Shares in cut-price books, arts and crafts and toys retailer The Works (WRKS) cheapened 6% to 31.5p on Friday as the company’s half year and Christmas update confirmed the negative impact of Covid-19 restrictions on the business.
Limiting the share price damage was the news strong online sales helped to mitigate the closure of stores over the Christmas period and the fact The Works’ finances appear robust enough to weather the remainder of the pandemic.
LOCKDOWN LOSSES
During a lockdown-disrupted, loss-making half to 25 October 2020, like-for-like sales were broadly flat for the seller of board games, jigsaws and books.
Encouragingly, like-for-like sales actually increased by 10.6% over the 19 weeks to 25 October when stores were open, significantly ahead of management’s expectations, while online sales doubled as consumers sought to beat lockdown boredom.
ONLINE SHINES
Over the crucial 11 weeks to 10 January 2021, the latest lockdown and Covid-19 restrictions continued to dent The Works’ performance with total sales down the best part of 25% year-on-year, though online grew by 70% to help offset some of the lost store sales.
‘Our interim results and trading over the crucial Christmas period reflect a robust performance given the impact of store closures as a result of Government restrictions,’ insisted chief executive Gavin Peck.
‘When open, our stores have performed well and our online proposition has continued to resonate strongly, supported by the investment we made to increase online capacity.’
With The Works’ stores temporarily closed, Peck is once again ‘focussed on maximising sales through our online operations and carefully controlling costs whilst ensuring that we are able to reopen safely when restrictions allow.’

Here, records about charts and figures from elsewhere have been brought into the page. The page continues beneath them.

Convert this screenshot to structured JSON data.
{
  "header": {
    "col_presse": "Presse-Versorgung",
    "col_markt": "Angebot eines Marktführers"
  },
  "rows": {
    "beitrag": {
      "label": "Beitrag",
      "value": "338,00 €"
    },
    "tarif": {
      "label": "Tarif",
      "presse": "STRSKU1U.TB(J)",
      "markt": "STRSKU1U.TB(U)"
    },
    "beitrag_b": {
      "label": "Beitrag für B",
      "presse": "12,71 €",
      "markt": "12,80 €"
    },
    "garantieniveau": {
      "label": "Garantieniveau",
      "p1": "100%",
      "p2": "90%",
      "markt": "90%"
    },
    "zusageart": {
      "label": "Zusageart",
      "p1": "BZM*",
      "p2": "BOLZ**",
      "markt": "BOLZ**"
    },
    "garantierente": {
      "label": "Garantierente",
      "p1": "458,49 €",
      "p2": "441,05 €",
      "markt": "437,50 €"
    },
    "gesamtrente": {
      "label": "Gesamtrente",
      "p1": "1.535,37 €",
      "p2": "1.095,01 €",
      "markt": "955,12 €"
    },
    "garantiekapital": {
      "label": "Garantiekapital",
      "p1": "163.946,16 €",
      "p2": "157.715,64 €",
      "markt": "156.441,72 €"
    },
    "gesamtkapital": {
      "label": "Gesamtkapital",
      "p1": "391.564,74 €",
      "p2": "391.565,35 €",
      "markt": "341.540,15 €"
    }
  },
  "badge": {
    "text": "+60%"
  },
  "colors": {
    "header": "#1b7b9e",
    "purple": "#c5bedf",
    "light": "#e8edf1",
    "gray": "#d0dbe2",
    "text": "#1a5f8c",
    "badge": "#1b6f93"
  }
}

Peck also stressed his charge is in ‘a strong financial position to face the current challenges’; net debt for the full year is expected to be no higher than the £7 million level back in April 2020 and banking facilities of around £30 million give the hard-pressed retailer some breathing space.
THE SHORE CAPITAL VIEW
Shore Capital believes The Works ‘continues to navigate the Covid fog and store closures’ and likes ‘the self-help levers in the business’ including a flexible store portfolio with an average lease length of just two years.

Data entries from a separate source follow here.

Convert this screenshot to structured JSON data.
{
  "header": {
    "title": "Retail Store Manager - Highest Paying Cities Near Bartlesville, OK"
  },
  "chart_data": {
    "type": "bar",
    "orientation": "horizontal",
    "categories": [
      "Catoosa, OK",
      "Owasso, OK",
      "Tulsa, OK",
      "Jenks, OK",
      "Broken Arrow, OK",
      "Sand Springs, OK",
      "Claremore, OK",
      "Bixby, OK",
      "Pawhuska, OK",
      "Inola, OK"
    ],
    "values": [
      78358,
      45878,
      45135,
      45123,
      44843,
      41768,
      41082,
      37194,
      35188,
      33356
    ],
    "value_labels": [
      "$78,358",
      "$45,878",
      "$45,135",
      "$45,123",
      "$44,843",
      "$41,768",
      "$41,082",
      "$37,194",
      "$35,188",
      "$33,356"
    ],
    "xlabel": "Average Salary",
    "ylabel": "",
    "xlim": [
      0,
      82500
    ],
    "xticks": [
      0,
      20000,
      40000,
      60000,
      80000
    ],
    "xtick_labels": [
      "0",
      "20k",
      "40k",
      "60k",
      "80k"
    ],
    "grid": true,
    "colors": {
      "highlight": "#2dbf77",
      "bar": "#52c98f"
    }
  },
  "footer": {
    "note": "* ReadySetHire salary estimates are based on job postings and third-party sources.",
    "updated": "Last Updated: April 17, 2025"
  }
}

‘Having been forced to think like a pure-play given the lockdowns and forced closure of the store estate has enabled the business to increase online capacity significantly and re-platforming of the website during the summer, which will help mitigate some of the cost pressures in the business,’ said Shore Capital.
‘Whilst the outlook remains uncertain the company has adequate headroom and tight stock and cash controls. The business remains well managed in volatile trading conditions.’